Darbeciler, ülkedeki “demokrasi bakiyesi”ni de Köprü’den atmak, Meclis’te bombalamak, tankla ezmek istedi.Şimdi iktidara düşen; muhalefetle birlikte, o “bakiye”yi bu kez samimiyetle...
Darbeciler, ülkedeki “demokrasi bakiyesi”ni de Köprü’den atmak, Meclis’te bombalamak, tankla ezmek istedi.
Şimdi iktidara düşen; muhalefetle birlikte, o “bakiye”yi bu kez samimiyetle, “demokratikleştirmek”tir.
Çünkü darbenin, darbecinin demokrasiyi bombalamak, tankla ezmek, köprüden atmak istediği tartışmasız elbette…

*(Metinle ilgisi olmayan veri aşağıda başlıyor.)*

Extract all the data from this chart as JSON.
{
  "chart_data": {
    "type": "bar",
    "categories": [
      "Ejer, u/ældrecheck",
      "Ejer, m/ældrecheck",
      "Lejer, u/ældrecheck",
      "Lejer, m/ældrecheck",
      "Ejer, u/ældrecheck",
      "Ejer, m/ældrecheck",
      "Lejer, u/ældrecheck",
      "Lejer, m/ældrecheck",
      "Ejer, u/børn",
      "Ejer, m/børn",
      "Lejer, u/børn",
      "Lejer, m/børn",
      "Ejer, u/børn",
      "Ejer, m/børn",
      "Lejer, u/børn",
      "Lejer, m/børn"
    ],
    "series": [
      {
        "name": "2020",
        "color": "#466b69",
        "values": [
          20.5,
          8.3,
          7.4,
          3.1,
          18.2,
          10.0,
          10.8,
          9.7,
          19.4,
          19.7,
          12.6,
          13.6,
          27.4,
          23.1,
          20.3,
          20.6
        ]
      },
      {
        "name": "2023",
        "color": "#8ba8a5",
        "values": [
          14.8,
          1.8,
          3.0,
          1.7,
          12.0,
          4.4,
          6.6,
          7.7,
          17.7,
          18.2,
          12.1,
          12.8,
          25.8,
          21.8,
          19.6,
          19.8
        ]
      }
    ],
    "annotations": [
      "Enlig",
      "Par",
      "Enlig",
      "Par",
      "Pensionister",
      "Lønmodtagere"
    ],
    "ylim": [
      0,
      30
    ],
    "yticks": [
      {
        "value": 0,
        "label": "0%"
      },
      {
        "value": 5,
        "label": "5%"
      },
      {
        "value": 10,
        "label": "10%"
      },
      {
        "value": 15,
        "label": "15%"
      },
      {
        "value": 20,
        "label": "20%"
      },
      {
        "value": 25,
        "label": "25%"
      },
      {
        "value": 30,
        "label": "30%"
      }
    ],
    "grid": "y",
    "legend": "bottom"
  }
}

Lakin iktidarın da o “bakiye”yi darbeden önce ne hale getirdiği tartışmalı!
***
O demokrasiyi düştüğü yerden kaldırmak…
“Kendi ülkesini bombalayabilenler”e karşı Türkiye’nin elindeki tek iyi ihtimal budur.
Sadece onlara karşı değil; birlikte, insan gibi, haysiyetle, hakkaniyetle, hakikatle yaşayabilmemiz için de tek imkân.
İktidar 15 Temmuz gecesinden 16 Temmuz sabahına kadar gördüğünü umarım görmeye devam eder.
Cumhurbaşkanı daha kısa süre öncesine kadar “darbeci” gördüğü bir kanalı, CNN Türk’ü kullanarak “darbeye karşı sokak” çağrısı yaptı. Oradaki, Habertürk’teki, başka yerlerdeki onca gazeteci darbeye karşı yayın yaptı.
Havuz’da bulunmayan nice medya kuruluşu, muhalif olduğu için “düşman” görülen nice gazeteci veya başkaları darbeye karşı tavır aldı.
“Dokunulmazlıklar”la da kuşatılmış CHP, MHP ve HDP; Meclis’te aynı kaderi paylaşarak darbeye karşı, sivil iktidardan yana tavır koydu.
Cumhurbaşkanı ve iktidar; hep “darbecilik”le suçladıkları sosyal medyayı da, klasik medyayı da, meydanları, sokağı ve direnişi de “darbecilere karşı” kullandı ve yanlarında buldu.
“Darbeciler” toplumda, iktidarın kafadan suçladığı bir çok kesim dahil, bir karşılık bulamadı; meydanda, sokakta zerre destek olmadı.
Görüldüğü gibi “darbeciler” şu veya bu sivillerden ziyade yine “asker içinden” çıktı.
“Darbecilik” hastalığı“kumpas” denip kapatılan TSK’da, darbeciliğin köklü olduğu anlaşıldı.
İktidarın “yeni militer-demokrasi” formülü, “savaş tercihi” ve “Askere yargı zırhı… Albaylara tazminat ve kadro kıyağı” gibi politikalarla şekillenmişken hem de!